In music, modes are a “displaced scale played from root to root of a chord.” What this means is that if you take the scale tone 7th chords of say C major and play the C major scale with each scale tone chord beginning with the root note of each scale tone chord, you will be playing the various modes of the scale of C major. The table below illustrates the modes which exist in the various keys.
|Chord Displacement||Mode||Scale Degree|
|I Major||Ionian||1 – 1|
|II Minor||Dorian||2 – 2|
|III Minor||Phrygian||3 – 3|
|IV Major||Lydian||4 – 4|
|V Dominant||Mixolydian||5 – 5|
|VI Minor||Aeolian||6 – 6|
|VII Half Diminished||Locrian||7 – 7|
Using this information we construct the following table which shows the various modes in the scale of C Major.

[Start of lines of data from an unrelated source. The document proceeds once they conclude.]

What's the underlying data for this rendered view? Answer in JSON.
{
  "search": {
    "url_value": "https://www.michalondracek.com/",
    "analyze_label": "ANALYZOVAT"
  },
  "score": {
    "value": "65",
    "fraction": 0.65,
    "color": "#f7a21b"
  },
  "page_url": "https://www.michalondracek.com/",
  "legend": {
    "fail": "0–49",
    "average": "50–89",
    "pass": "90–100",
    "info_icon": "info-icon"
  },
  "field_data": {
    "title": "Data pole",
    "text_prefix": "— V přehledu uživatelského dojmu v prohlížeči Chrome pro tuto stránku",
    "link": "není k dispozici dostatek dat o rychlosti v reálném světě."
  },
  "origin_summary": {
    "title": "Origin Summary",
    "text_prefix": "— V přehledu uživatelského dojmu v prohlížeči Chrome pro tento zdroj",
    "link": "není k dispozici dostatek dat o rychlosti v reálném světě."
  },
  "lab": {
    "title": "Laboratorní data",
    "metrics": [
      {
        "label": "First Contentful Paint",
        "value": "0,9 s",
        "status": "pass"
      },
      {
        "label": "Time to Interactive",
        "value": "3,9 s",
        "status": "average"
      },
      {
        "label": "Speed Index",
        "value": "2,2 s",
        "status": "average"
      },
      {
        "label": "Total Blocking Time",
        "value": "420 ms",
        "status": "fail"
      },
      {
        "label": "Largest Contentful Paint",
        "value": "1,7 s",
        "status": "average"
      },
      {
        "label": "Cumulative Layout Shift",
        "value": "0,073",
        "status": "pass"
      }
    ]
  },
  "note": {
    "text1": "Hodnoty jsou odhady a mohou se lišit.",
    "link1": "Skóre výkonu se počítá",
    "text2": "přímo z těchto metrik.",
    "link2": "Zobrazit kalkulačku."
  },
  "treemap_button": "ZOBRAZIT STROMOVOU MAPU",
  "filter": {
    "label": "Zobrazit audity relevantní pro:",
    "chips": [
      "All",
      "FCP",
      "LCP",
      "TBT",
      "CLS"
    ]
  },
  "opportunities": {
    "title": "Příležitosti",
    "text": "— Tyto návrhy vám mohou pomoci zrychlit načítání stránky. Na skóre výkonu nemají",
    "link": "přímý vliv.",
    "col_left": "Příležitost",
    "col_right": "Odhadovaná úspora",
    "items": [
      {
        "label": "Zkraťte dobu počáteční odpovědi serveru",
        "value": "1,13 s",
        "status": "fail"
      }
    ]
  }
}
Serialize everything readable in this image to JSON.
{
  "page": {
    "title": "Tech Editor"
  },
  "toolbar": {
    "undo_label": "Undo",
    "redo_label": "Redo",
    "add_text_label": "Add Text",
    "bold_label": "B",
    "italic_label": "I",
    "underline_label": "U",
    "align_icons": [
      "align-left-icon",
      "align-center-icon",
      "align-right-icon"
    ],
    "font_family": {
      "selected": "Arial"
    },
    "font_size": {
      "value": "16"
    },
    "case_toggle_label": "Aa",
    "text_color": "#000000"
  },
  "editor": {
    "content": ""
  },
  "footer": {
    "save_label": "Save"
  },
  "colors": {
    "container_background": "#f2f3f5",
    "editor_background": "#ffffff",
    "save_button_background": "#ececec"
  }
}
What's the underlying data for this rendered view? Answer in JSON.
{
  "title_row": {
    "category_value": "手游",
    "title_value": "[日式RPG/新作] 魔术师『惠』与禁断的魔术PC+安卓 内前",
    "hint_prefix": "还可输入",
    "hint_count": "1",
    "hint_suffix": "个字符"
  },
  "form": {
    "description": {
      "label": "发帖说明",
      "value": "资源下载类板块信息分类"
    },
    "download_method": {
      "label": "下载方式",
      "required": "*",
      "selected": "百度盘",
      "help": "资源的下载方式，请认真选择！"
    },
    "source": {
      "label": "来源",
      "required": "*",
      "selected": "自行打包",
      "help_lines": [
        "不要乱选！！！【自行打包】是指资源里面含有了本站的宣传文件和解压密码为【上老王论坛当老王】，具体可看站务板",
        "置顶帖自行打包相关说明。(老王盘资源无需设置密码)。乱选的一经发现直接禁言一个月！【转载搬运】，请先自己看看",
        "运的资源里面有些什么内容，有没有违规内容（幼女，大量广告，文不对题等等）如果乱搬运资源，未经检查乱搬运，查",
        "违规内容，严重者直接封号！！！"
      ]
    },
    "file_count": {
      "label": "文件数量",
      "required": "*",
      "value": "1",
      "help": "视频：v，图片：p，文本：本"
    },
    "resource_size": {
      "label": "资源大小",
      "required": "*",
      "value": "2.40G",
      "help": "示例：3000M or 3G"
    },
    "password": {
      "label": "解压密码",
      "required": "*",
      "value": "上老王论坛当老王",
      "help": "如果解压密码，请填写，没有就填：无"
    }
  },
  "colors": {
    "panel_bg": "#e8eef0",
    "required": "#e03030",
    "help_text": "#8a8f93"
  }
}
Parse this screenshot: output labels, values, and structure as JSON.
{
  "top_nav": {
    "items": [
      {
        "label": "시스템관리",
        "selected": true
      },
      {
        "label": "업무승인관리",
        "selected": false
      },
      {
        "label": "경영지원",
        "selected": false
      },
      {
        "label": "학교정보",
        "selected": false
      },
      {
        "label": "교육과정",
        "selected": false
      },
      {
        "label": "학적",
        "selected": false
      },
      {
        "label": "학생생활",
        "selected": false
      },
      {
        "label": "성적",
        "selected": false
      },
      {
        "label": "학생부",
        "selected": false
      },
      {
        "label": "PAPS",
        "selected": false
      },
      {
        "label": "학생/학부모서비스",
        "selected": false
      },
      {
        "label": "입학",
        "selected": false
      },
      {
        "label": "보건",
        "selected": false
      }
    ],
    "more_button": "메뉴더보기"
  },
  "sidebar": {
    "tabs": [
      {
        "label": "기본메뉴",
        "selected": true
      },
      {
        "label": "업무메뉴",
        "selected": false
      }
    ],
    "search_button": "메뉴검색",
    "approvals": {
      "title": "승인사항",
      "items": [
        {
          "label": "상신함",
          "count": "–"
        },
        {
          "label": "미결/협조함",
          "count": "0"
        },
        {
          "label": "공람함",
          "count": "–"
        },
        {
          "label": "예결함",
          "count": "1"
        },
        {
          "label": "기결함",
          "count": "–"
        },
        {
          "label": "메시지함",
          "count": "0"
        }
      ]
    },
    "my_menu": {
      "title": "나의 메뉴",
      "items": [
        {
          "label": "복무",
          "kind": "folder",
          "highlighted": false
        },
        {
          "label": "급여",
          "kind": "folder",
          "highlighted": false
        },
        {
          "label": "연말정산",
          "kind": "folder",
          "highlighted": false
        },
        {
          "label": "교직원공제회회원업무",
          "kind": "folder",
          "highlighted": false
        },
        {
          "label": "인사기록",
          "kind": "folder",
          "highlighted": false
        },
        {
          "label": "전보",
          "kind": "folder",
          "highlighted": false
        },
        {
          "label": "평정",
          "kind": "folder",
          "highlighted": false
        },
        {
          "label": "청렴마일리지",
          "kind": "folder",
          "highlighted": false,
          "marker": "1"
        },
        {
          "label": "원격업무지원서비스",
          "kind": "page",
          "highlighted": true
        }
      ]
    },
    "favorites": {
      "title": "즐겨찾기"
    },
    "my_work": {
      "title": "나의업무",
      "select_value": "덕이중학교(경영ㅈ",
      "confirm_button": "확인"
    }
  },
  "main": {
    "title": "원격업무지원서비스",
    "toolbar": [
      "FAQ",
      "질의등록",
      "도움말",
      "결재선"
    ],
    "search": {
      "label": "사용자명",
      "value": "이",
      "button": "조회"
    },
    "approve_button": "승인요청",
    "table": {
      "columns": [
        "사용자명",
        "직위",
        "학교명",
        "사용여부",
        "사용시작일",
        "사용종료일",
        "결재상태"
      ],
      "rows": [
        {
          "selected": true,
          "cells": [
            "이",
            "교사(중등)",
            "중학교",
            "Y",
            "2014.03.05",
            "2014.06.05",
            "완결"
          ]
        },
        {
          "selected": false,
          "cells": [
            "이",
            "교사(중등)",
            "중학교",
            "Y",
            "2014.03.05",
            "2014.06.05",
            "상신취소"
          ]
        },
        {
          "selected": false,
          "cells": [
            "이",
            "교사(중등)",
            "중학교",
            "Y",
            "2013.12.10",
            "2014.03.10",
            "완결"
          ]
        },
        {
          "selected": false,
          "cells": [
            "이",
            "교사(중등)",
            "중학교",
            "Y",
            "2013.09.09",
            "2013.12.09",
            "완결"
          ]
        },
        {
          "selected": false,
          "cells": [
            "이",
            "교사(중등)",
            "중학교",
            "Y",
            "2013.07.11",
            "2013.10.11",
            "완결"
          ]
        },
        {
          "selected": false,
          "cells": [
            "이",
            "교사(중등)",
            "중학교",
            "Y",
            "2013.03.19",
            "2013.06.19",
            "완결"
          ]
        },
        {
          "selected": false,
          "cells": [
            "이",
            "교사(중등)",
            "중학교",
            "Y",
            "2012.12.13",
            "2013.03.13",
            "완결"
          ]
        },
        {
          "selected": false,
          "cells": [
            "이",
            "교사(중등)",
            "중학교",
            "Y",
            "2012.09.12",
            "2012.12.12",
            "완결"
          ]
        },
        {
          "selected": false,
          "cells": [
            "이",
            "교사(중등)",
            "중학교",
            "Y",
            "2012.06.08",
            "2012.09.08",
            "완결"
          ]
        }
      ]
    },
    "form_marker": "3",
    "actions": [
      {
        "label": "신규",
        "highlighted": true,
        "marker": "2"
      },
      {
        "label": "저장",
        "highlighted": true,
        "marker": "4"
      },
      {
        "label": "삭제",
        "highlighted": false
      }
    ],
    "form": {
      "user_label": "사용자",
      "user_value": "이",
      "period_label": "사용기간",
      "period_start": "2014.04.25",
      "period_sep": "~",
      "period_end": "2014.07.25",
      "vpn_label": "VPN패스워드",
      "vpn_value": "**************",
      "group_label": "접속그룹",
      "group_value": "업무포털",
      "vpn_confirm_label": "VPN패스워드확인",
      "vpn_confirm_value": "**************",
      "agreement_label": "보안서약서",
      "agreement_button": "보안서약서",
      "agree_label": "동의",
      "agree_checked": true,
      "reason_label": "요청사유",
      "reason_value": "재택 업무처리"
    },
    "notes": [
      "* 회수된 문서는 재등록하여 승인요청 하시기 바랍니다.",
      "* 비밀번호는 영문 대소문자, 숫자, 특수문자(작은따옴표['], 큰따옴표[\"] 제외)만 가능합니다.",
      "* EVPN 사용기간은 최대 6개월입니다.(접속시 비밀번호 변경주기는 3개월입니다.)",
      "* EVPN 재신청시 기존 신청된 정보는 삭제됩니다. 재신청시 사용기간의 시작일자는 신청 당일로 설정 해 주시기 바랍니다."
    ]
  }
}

|C Major 7th||C Major||C||Ionian||C – C|
|D Minor 7th||C Major||D||Dorian||D – D|
|E Minor 7th||C Major||E||Phrygian||E – E|
|F Major 7th||C Major||F||Lydian||F – F|
|G Dominant 7th||C Major||G||Mixolydian||G – G|
|A Minor 7th||C Major||A||Aeolian||A – A|
|B Half Diminished 7th||C Major||B||Locrian||B – B|
With this information you can see that a good exercise would be to play the scale tone 7th chords in your left hand while playing the corresponding modes in the right. Of course, you will as always do this with all 12 major scales and the scale tone chords which go with these scales.
Learning these modes for the piano, along with the major scales and arpeggios, are very important in improvising on the piano. As you continue to practice you will see how combining these elements will improve your skill as a musician and piano player.